2-B-155 - Transient spike initiation supports digital information transfer in axons: simulations in a biophysically detailed model


Nooshin Abdollahi¹, Mohammad Amin Kamaleddin¹, Stephanie Ratte², Steven A. Prescott¹

¹University of Toronto - The Hospital for Sick Children, ²The Hospital for Sick Children


Spikes are usually initiated at the axon initial segment (AIS), the most excitable site of a neuron. Yet other regions of the neuron are also excitable. While there are many studies on somatic and dendritic excitability, axon excitability has yet to be thoroughly investigated in most neurons because the small size of the axon precludes intracellular recordings. Using a novel optogenetic approach, recent experiments from our lab have shown that axon spikes transiently in response to sustained depolarization. Although the optogenetic method has many advantages, it still has some limitations: first, light is not focused on one point, meaning stray light may hit other regions of the neuron; second, since voltage changes are recorded from the soma, the location of spike initiation must be inferred indirectly.
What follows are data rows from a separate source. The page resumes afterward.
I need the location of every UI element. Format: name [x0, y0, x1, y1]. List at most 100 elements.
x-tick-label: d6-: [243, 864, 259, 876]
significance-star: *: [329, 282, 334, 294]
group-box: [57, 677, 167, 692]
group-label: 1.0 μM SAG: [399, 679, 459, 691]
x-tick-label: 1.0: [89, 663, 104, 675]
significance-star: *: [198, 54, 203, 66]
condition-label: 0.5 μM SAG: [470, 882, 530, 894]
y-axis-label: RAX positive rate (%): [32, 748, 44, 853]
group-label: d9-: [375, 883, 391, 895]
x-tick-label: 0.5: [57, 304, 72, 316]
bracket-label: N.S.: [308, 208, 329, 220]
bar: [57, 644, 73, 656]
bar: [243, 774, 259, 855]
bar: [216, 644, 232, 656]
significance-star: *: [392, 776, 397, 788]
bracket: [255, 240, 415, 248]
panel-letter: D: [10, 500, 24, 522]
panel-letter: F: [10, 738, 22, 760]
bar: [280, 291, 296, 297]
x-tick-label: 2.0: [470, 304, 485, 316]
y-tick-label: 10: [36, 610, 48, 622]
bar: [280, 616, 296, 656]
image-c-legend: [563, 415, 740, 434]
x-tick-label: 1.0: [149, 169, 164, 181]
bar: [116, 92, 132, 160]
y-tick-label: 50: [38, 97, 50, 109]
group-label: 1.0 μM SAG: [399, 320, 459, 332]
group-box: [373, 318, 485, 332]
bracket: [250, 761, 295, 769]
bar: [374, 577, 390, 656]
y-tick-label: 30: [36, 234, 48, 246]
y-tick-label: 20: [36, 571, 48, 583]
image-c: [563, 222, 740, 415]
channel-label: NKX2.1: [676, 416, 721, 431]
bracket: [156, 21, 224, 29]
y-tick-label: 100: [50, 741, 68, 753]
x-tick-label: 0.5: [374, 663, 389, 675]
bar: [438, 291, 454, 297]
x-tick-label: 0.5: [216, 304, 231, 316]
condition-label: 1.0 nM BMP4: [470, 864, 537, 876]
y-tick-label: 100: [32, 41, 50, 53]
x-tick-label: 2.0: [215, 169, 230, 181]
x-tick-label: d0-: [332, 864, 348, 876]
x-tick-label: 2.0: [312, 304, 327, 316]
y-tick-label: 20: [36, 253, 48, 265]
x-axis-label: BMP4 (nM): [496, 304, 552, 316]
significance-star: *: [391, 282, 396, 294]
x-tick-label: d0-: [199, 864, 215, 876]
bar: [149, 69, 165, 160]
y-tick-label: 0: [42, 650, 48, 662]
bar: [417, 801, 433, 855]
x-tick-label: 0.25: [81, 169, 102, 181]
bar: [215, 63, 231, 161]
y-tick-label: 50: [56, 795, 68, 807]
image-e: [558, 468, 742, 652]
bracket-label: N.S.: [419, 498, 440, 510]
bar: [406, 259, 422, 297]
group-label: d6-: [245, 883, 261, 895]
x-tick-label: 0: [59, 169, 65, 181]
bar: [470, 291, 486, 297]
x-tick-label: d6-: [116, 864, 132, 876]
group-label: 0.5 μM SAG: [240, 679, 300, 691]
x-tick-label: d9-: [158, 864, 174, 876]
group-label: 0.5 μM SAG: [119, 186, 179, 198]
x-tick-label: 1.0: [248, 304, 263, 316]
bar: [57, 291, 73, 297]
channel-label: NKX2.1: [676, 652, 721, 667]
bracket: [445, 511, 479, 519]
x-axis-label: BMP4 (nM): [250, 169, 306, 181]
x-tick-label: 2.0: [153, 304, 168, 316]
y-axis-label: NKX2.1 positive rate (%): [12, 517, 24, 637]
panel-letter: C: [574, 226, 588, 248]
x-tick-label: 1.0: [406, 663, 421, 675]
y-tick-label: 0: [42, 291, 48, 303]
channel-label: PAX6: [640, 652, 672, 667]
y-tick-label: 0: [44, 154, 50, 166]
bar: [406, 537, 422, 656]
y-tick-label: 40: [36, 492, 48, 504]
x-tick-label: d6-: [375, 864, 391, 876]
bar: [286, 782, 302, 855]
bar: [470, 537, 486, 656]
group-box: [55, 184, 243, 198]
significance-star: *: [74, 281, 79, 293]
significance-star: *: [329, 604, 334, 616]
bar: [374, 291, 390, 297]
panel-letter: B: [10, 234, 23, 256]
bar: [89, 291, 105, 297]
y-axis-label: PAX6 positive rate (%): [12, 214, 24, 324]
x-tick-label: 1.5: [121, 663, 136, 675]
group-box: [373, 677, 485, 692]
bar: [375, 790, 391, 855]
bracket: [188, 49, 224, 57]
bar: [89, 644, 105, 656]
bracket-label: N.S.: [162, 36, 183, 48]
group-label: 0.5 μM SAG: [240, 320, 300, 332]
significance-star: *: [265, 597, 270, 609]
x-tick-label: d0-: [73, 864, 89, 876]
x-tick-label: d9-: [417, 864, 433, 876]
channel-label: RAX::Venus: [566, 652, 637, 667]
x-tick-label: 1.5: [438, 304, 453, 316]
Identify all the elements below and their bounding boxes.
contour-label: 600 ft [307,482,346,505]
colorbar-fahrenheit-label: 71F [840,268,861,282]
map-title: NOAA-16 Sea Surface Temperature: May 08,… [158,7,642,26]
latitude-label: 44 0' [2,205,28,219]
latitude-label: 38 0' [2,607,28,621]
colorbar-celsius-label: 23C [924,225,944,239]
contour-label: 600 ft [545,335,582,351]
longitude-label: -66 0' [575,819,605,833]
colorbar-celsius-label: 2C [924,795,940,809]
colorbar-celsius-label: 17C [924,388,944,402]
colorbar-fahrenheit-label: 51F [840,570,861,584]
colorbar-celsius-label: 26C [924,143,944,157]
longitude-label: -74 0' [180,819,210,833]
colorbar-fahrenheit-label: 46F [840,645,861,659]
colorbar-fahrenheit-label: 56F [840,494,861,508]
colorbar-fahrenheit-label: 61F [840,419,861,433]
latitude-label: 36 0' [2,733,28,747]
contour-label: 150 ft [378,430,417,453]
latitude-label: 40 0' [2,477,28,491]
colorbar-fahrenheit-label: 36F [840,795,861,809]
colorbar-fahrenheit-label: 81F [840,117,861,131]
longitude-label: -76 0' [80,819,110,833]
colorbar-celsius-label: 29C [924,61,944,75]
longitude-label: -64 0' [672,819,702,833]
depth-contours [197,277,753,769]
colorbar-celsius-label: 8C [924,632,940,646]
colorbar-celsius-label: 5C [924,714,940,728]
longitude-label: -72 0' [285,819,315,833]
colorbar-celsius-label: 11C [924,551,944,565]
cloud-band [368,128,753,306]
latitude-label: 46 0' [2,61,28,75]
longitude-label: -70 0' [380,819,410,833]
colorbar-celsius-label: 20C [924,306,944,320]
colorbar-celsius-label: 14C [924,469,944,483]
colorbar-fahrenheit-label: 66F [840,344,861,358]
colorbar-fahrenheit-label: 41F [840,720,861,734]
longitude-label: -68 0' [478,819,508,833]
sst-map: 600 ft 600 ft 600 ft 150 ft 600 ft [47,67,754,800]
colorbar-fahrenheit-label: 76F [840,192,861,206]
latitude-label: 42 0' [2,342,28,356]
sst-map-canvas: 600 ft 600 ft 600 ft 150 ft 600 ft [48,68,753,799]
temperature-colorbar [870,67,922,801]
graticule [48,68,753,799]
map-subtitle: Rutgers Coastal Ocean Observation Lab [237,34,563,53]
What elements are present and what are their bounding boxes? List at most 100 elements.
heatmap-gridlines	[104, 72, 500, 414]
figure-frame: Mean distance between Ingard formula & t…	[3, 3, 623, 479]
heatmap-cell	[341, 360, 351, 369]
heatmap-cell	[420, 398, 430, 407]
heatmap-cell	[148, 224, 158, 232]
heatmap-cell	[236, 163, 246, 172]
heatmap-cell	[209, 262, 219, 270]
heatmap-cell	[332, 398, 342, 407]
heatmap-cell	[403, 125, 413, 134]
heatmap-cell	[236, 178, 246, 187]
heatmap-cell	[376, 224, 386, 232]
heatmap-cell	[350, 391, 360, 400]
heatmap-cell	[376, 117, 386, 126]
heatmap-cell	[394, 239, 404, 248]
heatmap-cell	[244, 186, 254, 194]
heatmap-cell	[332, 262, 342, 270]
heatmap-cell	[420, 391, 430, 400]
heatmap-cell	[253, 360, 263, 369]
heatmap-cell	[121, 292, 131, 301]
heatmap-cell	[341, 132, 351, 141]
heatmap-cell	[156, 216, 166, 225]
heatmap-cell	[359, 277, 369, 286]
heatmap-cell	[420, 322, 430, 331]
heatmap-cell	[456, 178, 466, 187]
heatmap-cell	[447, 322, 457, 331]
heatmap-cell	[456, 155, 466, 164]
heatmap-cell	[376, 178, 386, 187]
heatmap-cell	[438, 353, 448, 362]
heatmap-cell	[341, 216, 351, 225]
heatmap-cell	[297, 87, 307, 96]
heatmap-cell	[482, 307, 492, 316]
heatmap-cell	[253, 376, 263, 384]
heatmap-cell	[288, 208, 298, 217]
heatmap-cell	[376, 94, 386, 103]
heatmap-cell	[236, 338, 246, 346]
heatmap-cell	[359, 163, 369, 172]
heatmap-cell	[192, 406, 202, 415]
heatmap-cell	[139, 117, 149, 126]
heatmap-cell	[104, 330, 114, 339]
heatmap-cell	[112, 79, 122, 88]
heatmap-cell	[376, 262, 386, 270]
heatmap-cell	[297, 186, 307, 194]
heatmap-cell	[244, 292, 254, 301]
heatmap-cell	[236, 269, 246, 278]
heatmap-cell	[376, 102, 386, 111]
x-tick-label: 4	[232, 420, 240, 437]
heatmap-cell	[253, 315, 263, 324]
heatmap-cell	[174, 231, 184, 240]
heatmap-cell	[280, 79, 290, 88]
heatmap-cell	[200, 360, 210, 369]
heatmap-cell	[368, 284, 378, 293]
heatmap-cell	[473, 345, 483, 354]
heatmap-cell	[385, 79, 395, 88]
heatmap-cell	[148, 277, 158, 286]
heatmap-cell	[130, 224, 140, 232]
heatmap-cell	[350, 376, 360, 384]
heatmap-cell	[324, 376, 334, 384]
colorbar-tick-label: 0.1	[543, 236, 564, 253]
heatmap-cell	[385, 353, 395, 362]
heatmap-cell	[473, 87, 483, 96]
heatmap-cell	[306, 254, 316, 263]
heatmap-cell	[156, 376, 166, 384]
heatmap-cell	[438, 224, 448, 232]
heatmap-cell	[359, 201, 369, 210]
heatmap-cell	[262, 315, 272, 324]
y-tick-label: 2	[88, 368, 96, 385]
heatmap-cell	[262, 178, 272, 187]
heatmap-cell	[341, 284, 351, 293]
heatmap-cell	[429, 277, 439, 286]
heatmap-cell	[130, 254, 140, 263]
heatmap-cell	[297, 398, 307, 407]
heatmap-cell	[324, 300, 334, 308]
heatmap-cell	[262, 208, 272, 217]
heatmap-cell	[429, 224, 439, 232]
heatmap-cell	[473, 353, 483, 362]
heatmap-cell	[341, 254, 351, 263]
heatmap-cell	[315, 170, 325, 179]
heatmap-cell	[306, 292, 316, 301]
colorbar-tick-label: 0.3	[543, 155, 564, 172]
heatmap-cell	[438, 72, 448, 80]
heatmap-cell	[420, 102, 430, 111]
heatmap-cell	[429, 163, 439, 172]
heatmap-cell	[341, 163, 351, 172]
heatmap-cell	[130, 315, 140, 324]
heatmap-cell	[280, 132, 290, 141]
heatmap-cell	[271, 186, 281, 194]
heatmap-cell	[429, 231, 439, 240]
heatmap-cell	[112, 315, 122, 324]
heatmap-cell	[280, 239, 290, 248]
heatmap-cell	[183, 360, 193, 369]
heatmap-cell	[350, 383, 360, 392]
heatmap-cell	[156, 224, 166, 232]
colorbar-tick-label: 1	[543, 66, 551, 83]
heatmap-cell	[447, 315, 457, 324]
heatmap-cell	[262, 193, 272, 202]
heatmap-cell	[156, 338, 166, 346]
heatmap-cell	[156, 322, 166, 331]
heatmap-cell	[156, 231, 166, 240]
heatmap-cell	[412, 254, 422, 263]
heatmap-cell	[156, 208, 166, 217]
These experimental limitations necessitated simulations to definitively interpret the experimental results. We built a multicompartment model of a CA1 pyramidal neuron with a detailed myelinated axon that reproduced our experimental data. The model confirmed the site of spike initiation based on the shape (kinkiness) of spikes recorded in the soma. Simulations also confirmed that even when targeting the axon for photostimulation, a small degree of stray light can hit the dendrites and evoke spikes in the AIS. The results ultimately confirm that the AIS spikes repetitively during sustained depolarization, consistent with analog to digital transduction of information, whereas the axon responds with transient spiking only during abrupt changes in depolarization. Simulations show that the stimulus the axon receives during spike propagation is a very intense and short depolarization, which is precisely the input to which it is tuned to respond.